LA judge orders widows' green card cases reopened
By Amy Taxin
The Associated Press, May 2, 2009
http://www.cnsnews.com/public/content/article.aspx?RsrcID=47574
Los Angeles (AP) — A federal judge on Friday ordered the government to reopen the immigration cases of dozens of foreign widows whose American citizen spouses died before they could get their green cards.
U.S. District Judge Christina A. Snyder ruled that the Department of Homeland Security could not deny the widows' applications to remain in the country legally because the agency didn't process the paperwork before their spouses died.
The ruling paves the way for several dozen widows in western states to have their applications for green cards reopened by the U.S. government.
Monika Monroe, a 32-year-old German makeup artist, said Friday she never imagined she would meet her future husband, Tim, on a vacation to Prague nor watch him die of a heart attack less than three months after they married.
For nearly two years, Monroe said, she has found herself drowning in a struggle with immigration authorities to stay in the hillside house in Los Angeles she shared with her husband and their two dogs.
'I am hopeful,' said Monroe, whose living room is covered with photographs of the couple embracing on a road trip up California's coast and at their private Las Vegas wedding. 'I feel like I have a little bit more ground under my feet, maybe I can start walking.'
The class-action case is one of many lawsuits filed across the country by foreign spouses affected by the so-called 'widow penalty.' Lawsuits have also been filed in Missouri, Maryland, Georgia and Texas.
Snyder's ruling follows a 2006 decision by the 9th U.S. Circuit Court of Appeals in the case of a woman who had been ordered deported to South Africa after her husband was killed in a car accident. The 9th Circuit said she had the right to have her residency application reviewed.
Brent Renison, an attorney for the widows, said the ruling applies to about 70 widows in western states out of roughly 200 widows who face similar problems nationwide.
Renison welcomed the ruling but said there's no guarantee widows will be given green cards just because their cases will be reviewed.
'How I feel about it is, I am on this mountain, I can't let go or else I'll fall off, and yes, I've made it a few more feet but if you ask me have I won everything?
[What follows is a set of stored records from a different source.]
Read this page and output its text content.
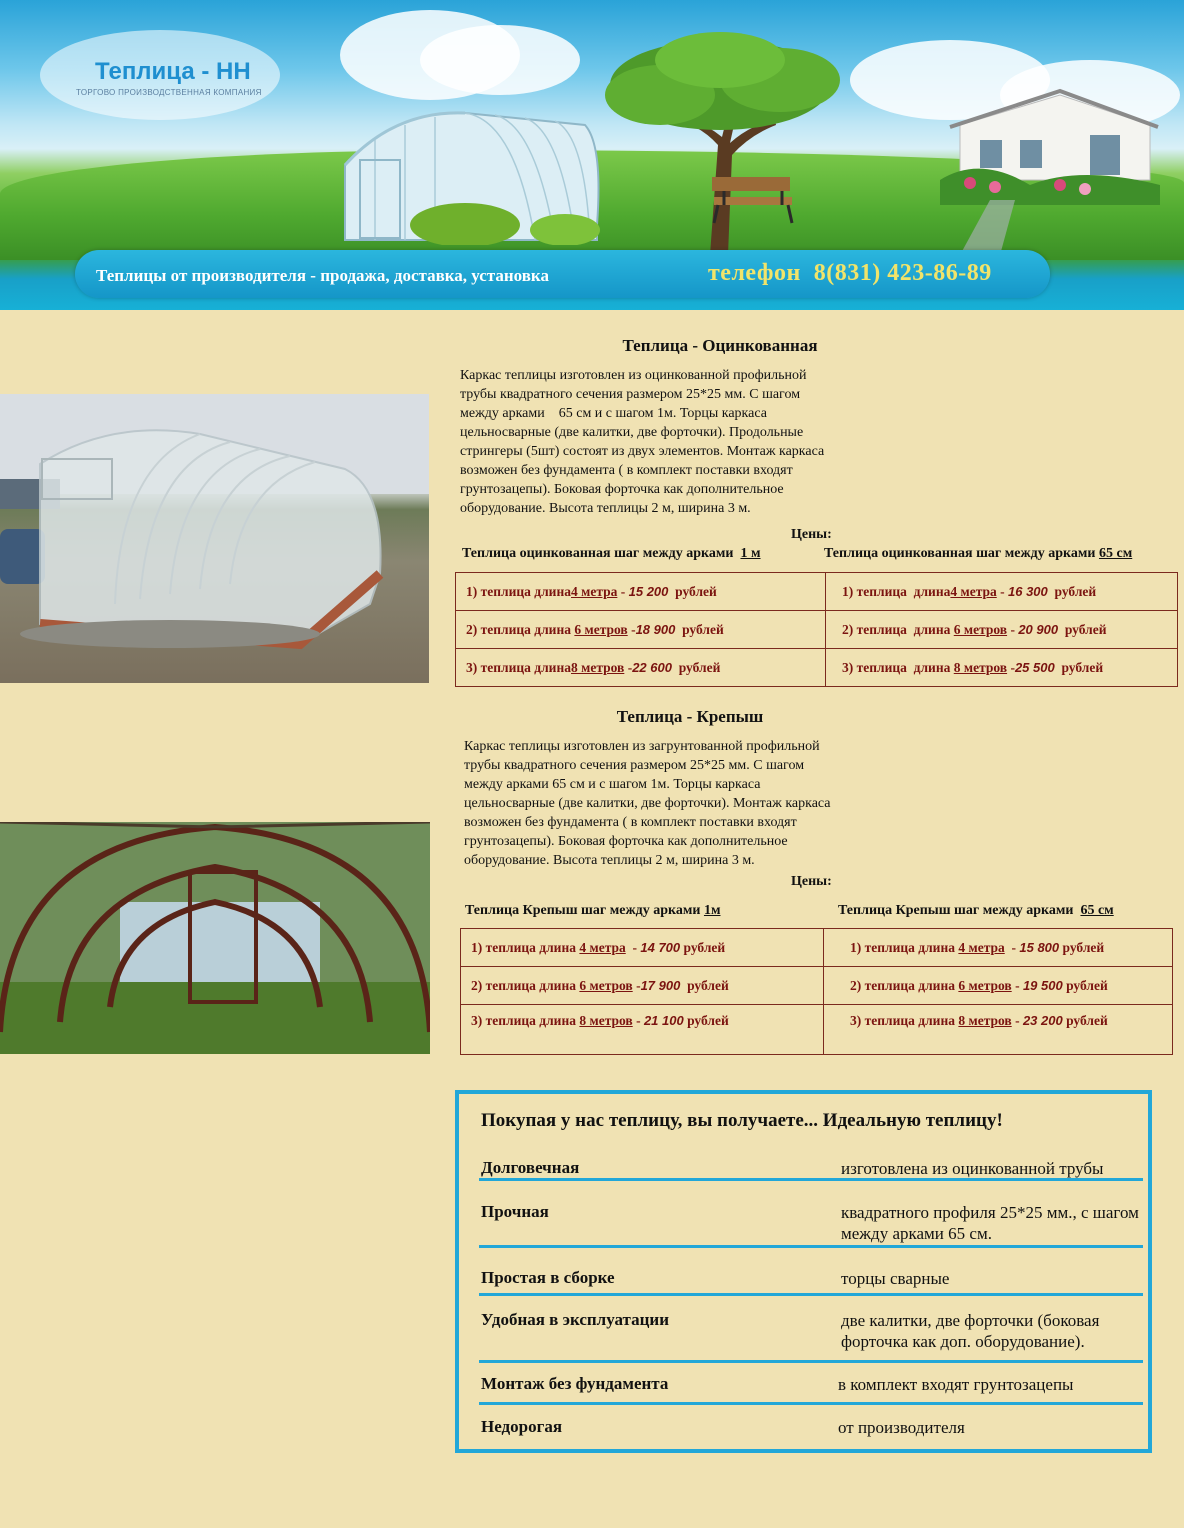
Теплица - НН
ТОРГОВО ПРОИЗВОДСТВЕННАЯ КОМПАНИЯ
Теплицы от производителя - продажа, доставка, установка	телефон 8(831) 423-86-89
Теплица - Оцинкованная
Каркас теплицы изготовлен из оцинкованной профильной
трубы квадратного сечения размером 25*25 мм. С шагом
между арками    65 см и с шагом 1м. Торцы каркаса
цельносварные (две калитки, две форточки). Продольные
стрингеры (5шт) состоят из двух элементов. Монтаж каркаса
возможен без фундамента ( в комплект поставки входят
грунтозацепы). Боковая форточка как дополнительное
оборудование. Высота теплицы 2 м, ширина 3 м.
Цены:
Теплица оцинкованная шаг между арками 1 м	Теплица оцинкованная шаг между арками 65 см
1) теплица длина4 метра - 15 200 рублей	1) теплица  длина4 метра - 16 300 рублей
2) теплица длина 6 метров -18 900 рублей	2) теплица  длина 6 метров - 20 900 рублей
3) теплица длина8 метров -22 600 рублей	3) теплица  длина 8 метров -25 500 рублей
Теплица - Крепыш
Каркас теплицы изготовлен из загрунтованной профильной
трубы квадратного сечения размером 25*25 мм. С шагом
между арками 65 см и с шагом 1м. Торцы каркаса
цельносварные (две калитки, две форточки). Монтаж каркаса
возможен без фундамента ( в комплект поставки входят
грунтозацепы). Боковая форточка как дополнительное
оборудование. Высота теплицы 2 м, ширина 3 м.
Цены:
Теплица Крепыш шаг между арками 1м	Теплица Крепыш шаг между арками 65 см
1) теплица длина 4 метра  - 14 700 рублей	1) теплица длина 4 метра  - 15 800 рублей
2) теплица длина 6 метров -17 900 рублей	2) теплица длина 6 метров - 19 500 рублей
3) теплица длина 8 метров - 21 100 рублей	3) теплица длина 8 метров - 23 200 рублей
Покупая у нас теплицу, вы получаете... Идеальную теплицу!
Долговечная	изготовлена из оцинкованной трубы
Прочная	квадратного профиля 25*25 мм., с шагом между арками 65 см.
Простая в сборке	торцы сварные
Удобная в эксплуатации	две калитки, две форточки (боковая форточка как доп. оборудование).
Монтаж без фундамента	в комплект входят грунтозацепы
Недорогая	от производителя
No, we got a little farther up the mountain,' Renison said.
Snyder's ruling also applies to plaintiffs covered by the 6th Circuit, but Renison said he has no plaintiffs in that jurisdiction.
Snyder declined to rule on the cases of widows elsewhere in the country.
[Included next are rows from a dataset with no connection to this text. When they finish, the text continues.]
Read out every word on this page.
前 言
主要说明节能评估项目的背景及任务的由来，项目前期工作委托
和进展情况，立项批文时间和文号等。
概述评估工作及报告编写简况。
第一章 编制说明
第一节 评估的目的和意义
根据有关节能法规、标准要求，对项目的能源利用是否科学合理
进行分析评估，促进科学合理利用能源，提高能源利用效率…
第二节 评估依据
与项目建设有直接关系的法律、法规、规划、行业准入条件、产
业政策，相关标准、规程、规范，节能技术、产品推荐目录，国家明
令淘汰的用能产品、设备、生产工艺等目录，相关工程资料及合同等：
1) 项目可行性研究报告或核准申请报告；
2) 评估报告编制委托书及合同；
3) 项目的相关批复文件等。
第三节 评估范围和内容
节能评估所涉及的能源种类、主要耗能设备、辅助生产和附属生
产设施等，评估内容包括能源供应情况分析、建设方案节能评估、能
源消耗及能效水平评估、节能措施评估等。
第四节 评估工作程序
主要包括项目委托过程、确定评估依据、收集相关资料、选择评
Still, lawyers in other jurisdictions hoped Snyder's ruling will bode well for their clients in dealings with the federal Citizenship and Immigration Services agency.
'The court's decision demonstrates that it is time for CIS to end the widow's penalty nationwide,' said Caryn C. Lederer, a lawyer for the New York Legal Assistance Group. The nonprofit group is suing on behalf of Irina Gorovets, a Russian woman who lost her American husband 1 1/2 years after they married.
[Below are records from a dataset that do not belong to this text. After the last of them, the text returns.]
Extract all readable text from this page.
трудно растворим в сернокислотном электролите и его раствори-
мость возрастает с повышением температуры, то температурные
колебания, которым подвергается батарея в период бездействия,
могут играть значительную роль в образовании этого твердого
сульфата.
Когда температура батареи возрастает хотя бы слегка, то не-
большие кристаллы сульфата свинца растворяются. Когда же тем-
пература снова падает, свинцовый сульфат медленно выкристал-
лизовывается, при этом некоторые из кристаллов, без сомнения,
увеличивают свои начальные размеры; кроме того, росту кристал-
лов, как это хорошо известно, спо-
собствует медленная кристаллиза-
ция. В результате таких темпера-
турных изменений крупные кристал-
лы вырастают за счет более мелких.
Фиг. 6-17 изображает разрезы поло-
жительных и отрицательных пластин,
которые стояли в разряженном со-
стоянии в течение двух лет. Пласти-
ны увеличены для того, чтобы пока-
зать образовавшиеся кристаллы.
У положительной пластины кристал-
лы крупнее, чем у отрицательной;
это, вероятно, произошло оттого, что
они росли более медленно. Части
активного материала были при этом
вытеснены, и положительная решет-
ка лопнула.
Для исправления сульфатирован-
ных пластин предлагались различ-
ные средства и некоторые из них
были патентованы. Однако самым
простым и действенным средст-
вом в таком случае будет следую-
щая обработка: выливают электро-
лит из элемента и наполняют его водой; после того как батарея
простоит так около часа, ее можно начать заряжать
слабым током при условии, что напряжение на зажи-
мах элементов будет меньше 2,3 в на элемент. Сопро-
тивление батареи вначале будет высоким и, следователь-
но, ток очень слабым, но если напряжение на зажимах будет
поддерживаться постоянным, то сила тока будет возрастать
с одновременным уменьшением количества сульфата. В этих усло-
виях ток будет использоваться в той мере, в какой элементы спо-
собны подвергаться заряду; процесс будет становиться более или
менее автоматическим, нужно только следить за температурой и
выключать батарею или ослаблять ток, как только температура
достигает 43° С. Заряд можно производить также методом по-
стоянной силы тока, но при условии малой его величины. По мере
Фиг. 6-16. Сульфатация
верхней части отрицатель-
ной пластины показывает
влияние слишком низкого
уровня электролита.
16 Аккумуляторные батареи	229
In recent years, U.S. authorities have denied widows' applications to remain in the country because their American spouses died before they had been married for two years and before officials finished processing their paperwork.
One woman's husband was killed in Iraq. Another's husband was killed in the line of duty for the U.S. Border Patrol.
Amy Kudwa, a spokeswoman for the Department of Homeland Security, said Secretary Janet Napolitano has recognized the widows' predicament and asked staff to come up with a solution.
After the 9th Circuit ruling, immigration officials started letting widows in western states apply to have their applications considered on humanitarian grounds so long as they could find another American citizen relative willing to provide an affidavit of financial support on their behalf.
Renison argued the government was erecting additional barriers for widows.
Snyder agreed, and ruled the government could not require the affidavit as part of the deceased American citizen's application to have a spouse live in the U.S.
Monroe, who has no other relatives in the U.S. and isn't close with her late husband's family, hopes that could make the difference.
After Tim died, Monroe said, she spent sleepless nights hanging glass shards and fairy dolls to decorate the garden outside the workshop where her husband once painted colorful, abstract pieces like those that hang in her living room.
She didn't know if she could work legally. She was afraid to visit her mother in Germany, worried she wouldn't be allowed back into the U.S.
Monroe said that once she joined the class-action suit in Snyder's court she couldn't be deported, but won't really be safe until she has a green card in her hands.
'In a way, it is going to be over somehow but Tim will never come back,' she said in an earlier interview, fighting back tears. 'If he would see what was going on after he was gone I don't know, I can't even imagine.'
Friday's ruling follows a tentative decision issued by Snyder last month.